Jacques Lacombe - Vision périphérique Par Lucie Renaud
/ 2 septembre 2002
English Version... Photo couverture : Russell Proulx
Sollicité autant pour ses talents de chef de
ballet que pour ses dons à l'opéra ou sa maîtrise du répertoire symphonique du
xxe siècle, il est accueilli à bras ouverts partout dans le monde.
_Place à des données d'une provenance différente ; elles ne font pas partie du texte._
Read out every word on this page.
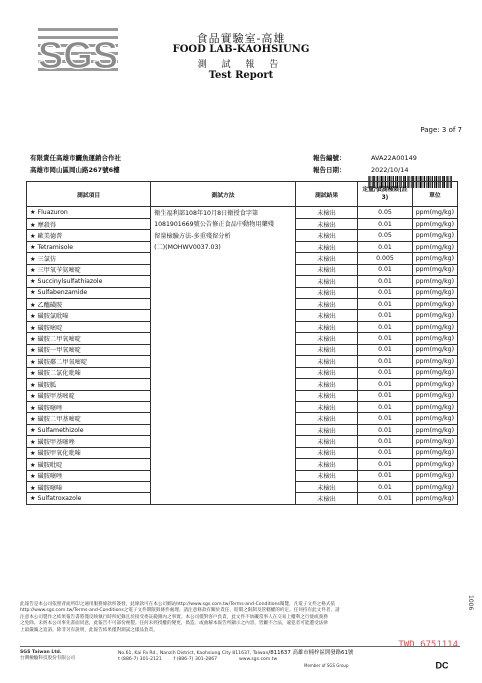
SGS	食品實驗室-高雄
FOOD LAB-KAOHSIUNG
測 試 報 告
Test Report
Page: 3 of 7
有限責任高雄市鱺魚運銷合作社
高雄市岡山區岡山路267號6樓
報告編號：	AVA22A00149
報告日期：	2022/10/14
測試項目	測試方法	測試結果	定量/偵測極限(註3)	單位
★ Fluazuron	衛生福利部108年10月8日衛授食字第	未檢出	0.05	ppm(mg/kg)
★ 摩殺得	1081901669號公告修正食品中動物用藥殘	未檢出	0.01	ppm(mg/kg)
★ 歐美德普	留量檢驗方法-多重殘留分析	未檢出	0.05	ppm(mg/kg)
★ Tetramisole	(二)(MOHWV0037.03)	未檢出	0.01	ppm(mg/kg)
★ 三氯仿		未檢出	0.005	ppm(mg/kg)
★ 三甲氧苄氨嘧啶		未檢出	0.01	ppm(mg/kg)
★ Succinylsulfathiazole		未檢出	0.01	ppm(mg/kg)
★ Sulfabenzamide		未檢出	0.01	ppm(mg/kg)
★ 乙醯磺胺		未檢出	0.01	ppm(mg/kg)
★ 磺胺氯吡嗪		未檢出	0.01	ppm(mg/kg)
★ 磺胺嘧啶		未檢出	0.01	ppm(mg/kg)
★ 磺胺二甲氧嘧啶		未檢出	0.01	ppm(mg/kg)
★ 磺胺一甲氧嘧啶		未檢出	0.01	ppm(mg/kg)
★ 磺胺鄰二甲氧嘧啶		未檢出	0.01	ppm(mg/kg)
★ 磺胺二氯化吡嗪		未檢出	0.01	ppm(mg/kg)
★ 磺胺胍		未檢出	0.01	ppm(mg/kg)
★ 磺胺甲基嘧啶		未檢出	0.01	ppm(mg/kg)
★ 磺胺噻唑		未檢出	0.01	ppm(mg/kg)
★ 磺胺二甲基嘧啶		未檢出	0.01	ppm(mg/kg)
★ Sulfamethizole		未檢出	0.01	ppm(mg/kg)
★ 磺胺甲基噻唑		未檢出	0.01	ppm(mg/kg)
★ 磺胺甲氧化吡嗪		未檢出	0.01	ppm(mg/kg)
★ 磺胺吡啶		未檢出	0.01	ppm(mg/kg)
★ 磺胺噻唑		未檢出	0.01	ppm(mg/kg)
★ 磺胺噻嗪		未檢出	0.01	ppm(mg/kg)
★ Sulfatroxazole		未檢出	0.01	ppm(mg/kg)
此報告是本公司依照背面所印之通用服務條款所簽發，此條款可在本公司網站http://www.sgs.com.tw/Terms-and-Conditions閱覽，凡電子文件之格式依
http://www.sgs.com.tw/Terms-and-Conditions之電子文件期限與條件處理。請注意條款有關於責任、賠償之限制及管轄權的約定。任何持有此文件者，請
注意本公司製作之結果報告書將僅反映執行時所紀錄且於接受委託範圍內之事實。本公司僅對客戶負責，此文件不妨礙當事人在交易上權利之行使或義務
之免除。未經本公司事先書面同意，此報告不可部份複製。任何未經授權的變更、偽造、或曲解本報告所顯示之內容，皆屬不合法，違犯者可能遭受法律
上最嚴厲之追訴。除非另有說明，此報告結果僅對測試之樣品負責。
TWD 6751114
1006
SGS Taiwan Ltd.
台灣檢驗科技股份有限公司
No.61, Kai Fa Rd., Nanzih District, Kaohsiung City 811637, Taiwan/811637 高雄市楠梓區開發路61號
t (886-7) 301-2121	f (886-7) 301-2867	www.sgs.com.tw
Member of SGS Group	DC
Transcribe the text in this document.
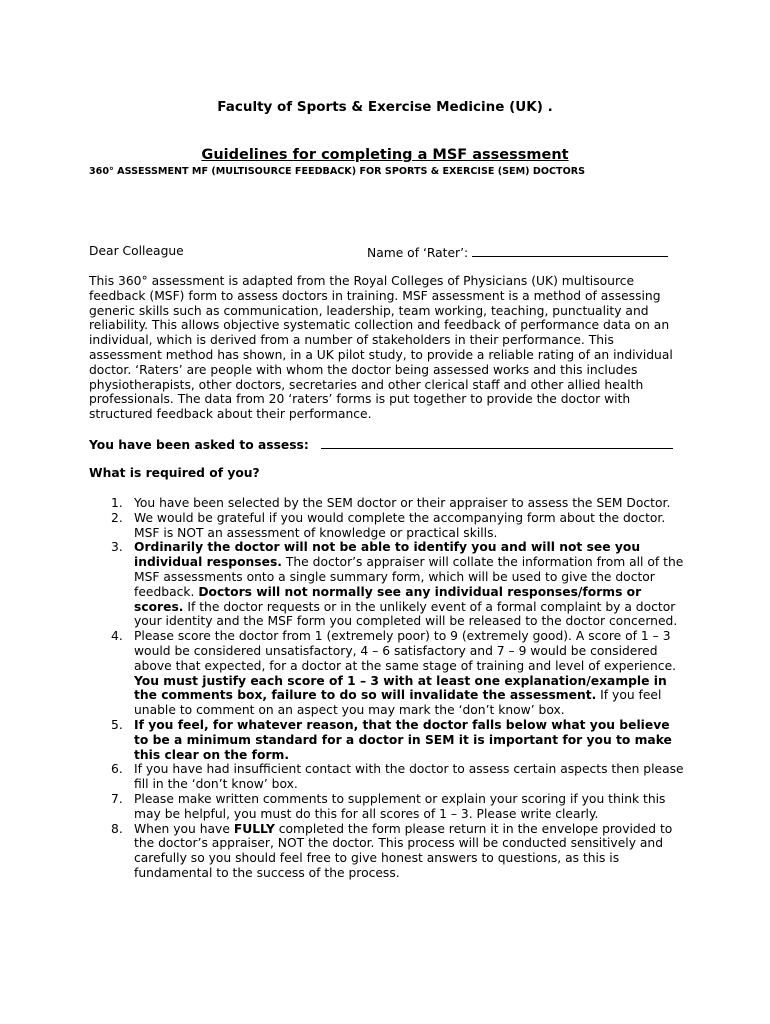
Faculty of Sports & Exercise Medicine (UK) .
Guidelines for completing a MSF assessment
360° ASSESSMENT MF (MULTISOURCE FEEDBACK) FOR SPORTS & EXERCISE (SEM) DOCTORS
Dear Colleague	Name of ‘Rater’:

This 360° assessment is adapted from the Royal Colleges of Physicians (UK) multisource feedback (MSF) form to assess doctors in training. MSF assessment is a method of assessing generic skills such as communication, leadership, team working, teaching, punctuality and reliability. This allows objective systematic collection and feedback of performance data on an individual, which is derived from a number of stakeholders in their performance. This assessment method has shown, in a UK pilot study, to provide a reliable rating of an individual doctor. ‘Raters’ are people with whom the doctor being assessed works and this includes physiotherapists, other doctors, secretaries and other clerical staff and other allied health professionals. The data from 20 ‘raters’ forms is put together to provide the doctor with structured feedback about their performance.

You have been asked to assess:
What is required of you?
1. You have been selected by the SEM doctor or their appraiser to assess the SEM Doctor.
2. We would be grateful if you would complete the accompanying form about the doctor. MSF is NOT an assessment of knowledge or practical skills.
3. Ordinarily the doctor will not be able to identify you and will not see you individual responses. The doctor’s appraiser will collate the information from all of the MSF assessments onto a single summary form, which will be used to give the doctor feedback. Doctors will not normally see any individual responses/forms or scores. If the doctor requests or in the unlikely event of a formal complaint by a doctor your identity and the MSF form you completed will be released to the doctor concerned.
4. Please score the doctor from 1 (extremely poor) to 9 (extremely good). A score of 1 – 3 would be considered unsatisfactory, 4 – 6 satisfactory and 7 – 9 would be considered above that expected, for a doctor at the same stage of training and level of experience. You must justify each score of 1 – 3 with at least one explanation/example in the comments box, failure to do so will invalidate the assessment. If you feel unable to comment on an aspect you may mark the ‘don’t know’ box.
5. If you feel, for whatever reason, that the doctor falls below what you believe to be a minimum standard for a doctor in SEM it is important for you to make this clear on the form.
6. If you have had insufficient contact with the doctor to assess certain aspects then please fill in the ‘don’t know’ box.
7. Please make written comments to supplement or explain your scoring if you think this may be helpful, you must do this for all scores of 1 – 3. Please write clearly.
8. When you have FULLY completed the form please return it in the envelope provided to the doctor’s appraiser, NOT the doctor. This process will be conducted sensitively and carefully so you should feel free to give honest answers to questions, as this is fundamental to the success of the process.
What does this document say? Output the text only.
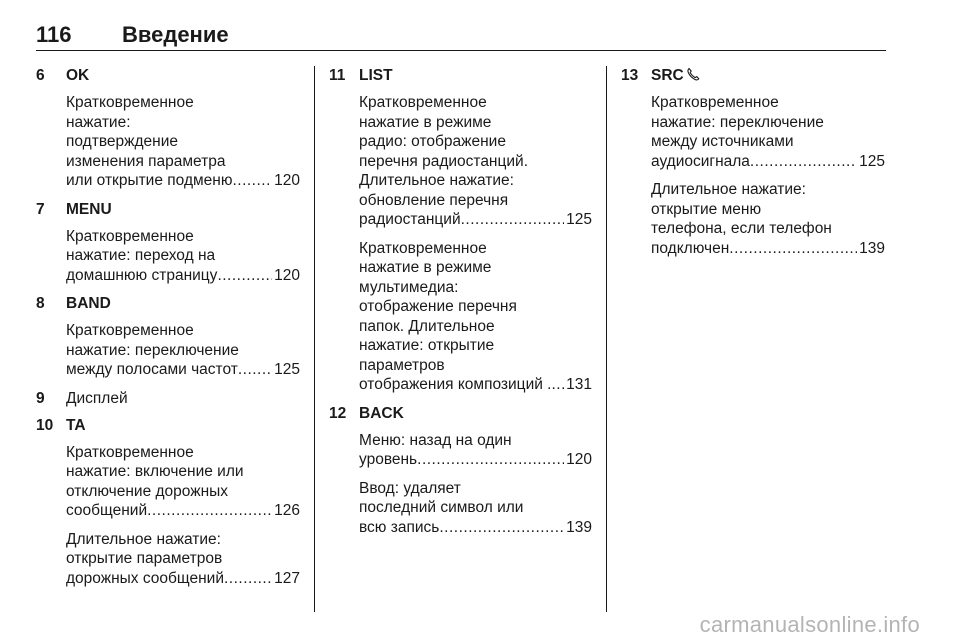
116 Введение
6 OK
Кратковременное
нажатие:
подтверждение
изменения параметра
или открытие подменю .....	120
7 MENU
Кратковременное
нажатие: переход на
домашнюю страницу .....	120
8 BAND
Кратковременное
нажатие: переключение
между полосами частот ..... 125
9 Дисплей
10 TA
Кратковременное
нажатие: включение или
отключение дорожных
сообщений .....	126
Длительное нажатие:
открытие параметров
дорожных сообщений .....	127
11 LIST
Кратковременное
нажатие в режиме
радио: отображение
перечня радиостанций.
Длительное нажатие:
обновление перечня
радиостанций .....	125
Кратковременное
нажатие в режиме
мультимедиа:
отображение перечня
папок. Длительное
нажатие: открытие
параметров
отображения композиций . ..... 131
12 BACK
Меню: назад на один
уровень .....	120
Ввод: удаляет
последний символ или
всю запись .....	139
13 SRC
Кратковременное
нажатие: переключение
между источниками
аудиосигнала .....	125
Длительное нажатие:
открытие меню
телефона, если телефон
подключен .....	139
carmanualsonline.info
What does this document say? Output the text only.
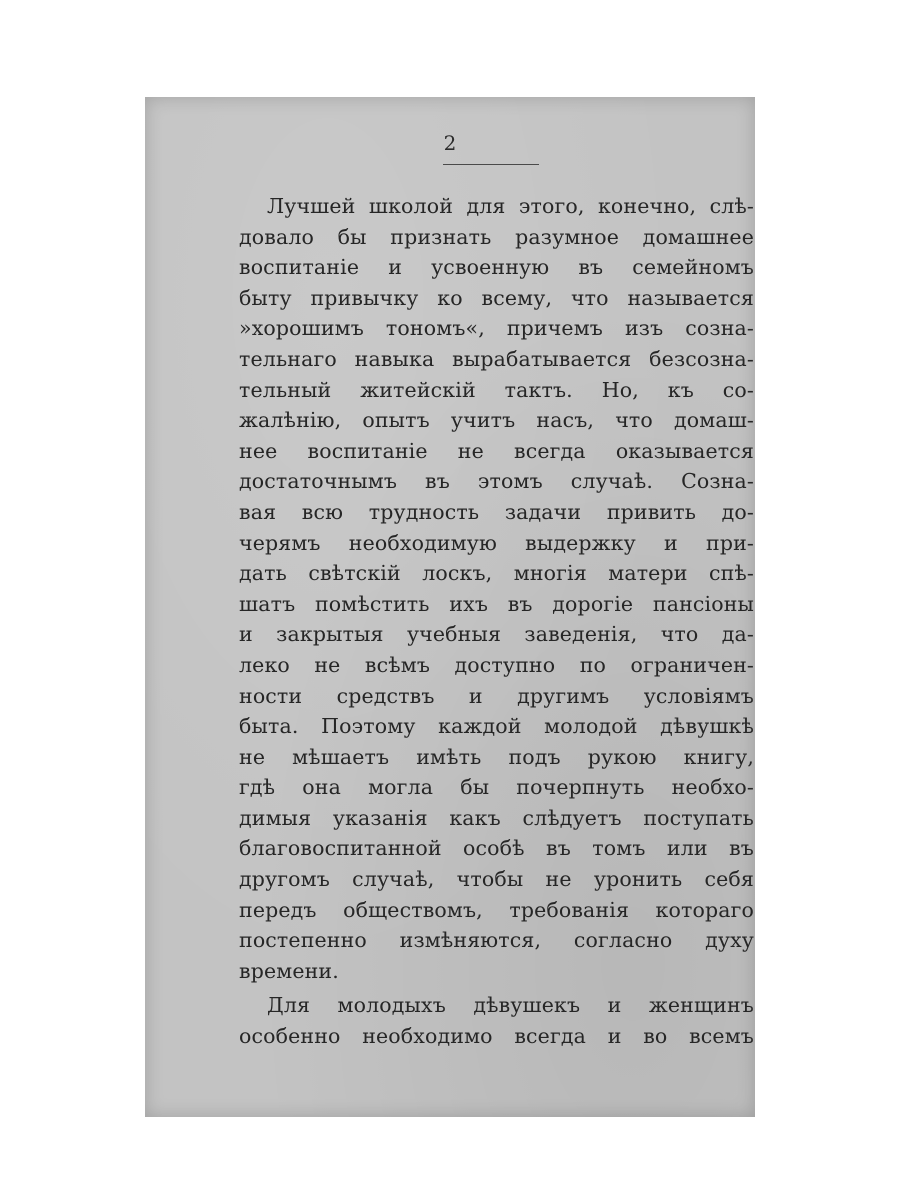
2
Лучшей школой для этого, конечно, слѣ-
довало бы признать разумное домашнее
воспитаніе и усвоенную въ семейномъ
быту привычку ко всему, что называется
»хорошимъ тономъ«, причемъ изъ созна-
тельнаго навыка вырабатывается безсозна-
тельный житейскій тактъ. Но, къ со-
жалѣнію, опытъ учитъ насъ, что домаш-
нее воспитаніе не всегда оказывается
достаточнымъ въ этомъ случаѣ. Созна-
вая всю трудность задачи привить до-
черямъ необходимую выдержку и при-
дать свѣтскій лоскъ, многія матери спѣ-
шатъ помѣстить ихъ въ дорогіе пансіоны
и закрытыя учебныя заведенія, что да-
леко не всѣмъ доступно по ограничен-
ности средствъ и другимъ условіямъ
быта. Поэтому каждой молодой дѣвушкѣ
не мѣшаетъ имѣть подъ рукою книгу,
гдѣ она могла бы почерпнуть необхо-
димыя указанія какъ слѣдуетъ поступать
благовоспитанной особѣ въ томъ или въ
другомъ случаѣ, чтобы не уронить себя
передъ обществомъ, требованія котораго
постепенно измѣняются, согласно духу
времени.
Для молодыхъ дѣвушекъ и женщинъ
особенно необходимо всегда и во всемъ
Quand on aborde Jacques Lacombe
pour la première fois, on se sent tout de suite happé par deux traits de sa
physionomie. D'abord, ses mains, très expressives, aux multiples articulations,
dont il use abondamment, qu'il réfléchisse, qu'il dirige, qu'il rigole ou qu'il
s'emballe. Ensuite, ses yeux, d'un brun sombre mais pourtant lumineux, tour à
tour rassembleurs, complices, inquisiteurs, songeurs, taquins ou même
charmeurs.
Quand on a annoncé la nomination
de Jacques Lacombe au poste de premier chef invité de l'OSM au début de juillet
dernier, il y a eu froncements de sourcils et regards interrogateurs. Dérouler
le tapis rouge pour un natif de Cap-de-la-Madeleine plutôt que d'offrir le poste
à quelque chef européen pouvait paraître incongru. Pourtant, c'est oublier que
Jacques Lacombe connaît bien cet orchestre puisqu'il a occupé le poste de chef
assistant de l'OSM de 1994 à 1998 : « J'entretiens une relation très
particulière avec l'OSM parce que j'ai un peu grandi au sein de cet
orchestre-là. » Il a également eu l'occasion de diriger plusieurs de ces mêmes
musiciens, dans la fosse, les soirs de ballet ou d'opéra du fait qu'il est le
directeur musical et chef d'orchestre attitré des Grands Ballets Canadiens de
Montréal depuis 1991 et qu'il a occupé le poste de chef assistant à l'Opéra de
Montréal.
Sollicité autant pour ses talents de chef de ballet que pour ses dons à
l'opéra ou sa maîtrise du répertoire symphonique du XXe siècle, il est
accueilli à bras ouverts partout dans le monde. Il a travaillé abondamment avec
l'orchestre du Covent Garden de Londres (participant même à une tournée en
Australie avec la compagnie). Il a dirigé de nombreuses productions encensées,
aussi bien à Metz, en France, lors de son passage de trois ans à la direction de
la Philharmonie de Lorraine (Aida, Carmen, Anna Bolena et
Lulu) qu'en Allemagne (Faust de Gounod) ou à Philadelphie
(Werther de Massenet). On a pu le voir à la tête de plusieurs orchestres
européens comme chef invité. « Depuis le début, mon cheminement a toujours
recoupé plusieurs intérêts, et pas seulement en musique », souligne celui qui se
dédiait d'abord au monde de l'aéronautique. « J'ai autant de plaisir à écouter
du jazz qu'une symphonie de Bruckner. C'est vrai que je suis un des rares chefs
qui touchent à autant de volets différents et qui le font bien. La plupart des
chefs de ballet ne font que du ballet, avec les conséquences que cela peut avoir
sur leur carrière et leur façon de faire de la musique. Dans mon cas, cela me
nourrit. Même au-delà de la musique classique, mon contact avec ces genres
musicaux influence ma façon de faire la musique symphonique et l'opéra. Je sais
que j'ai un sens du rythme fortement influencé par la musique du XXe siècle et par la musique pop. C'est peut-être une
façon différente d'aborder la musique, une sensibilité différente et je n'ai
jamais voulu qu'on m'étiquette un genre particulier. »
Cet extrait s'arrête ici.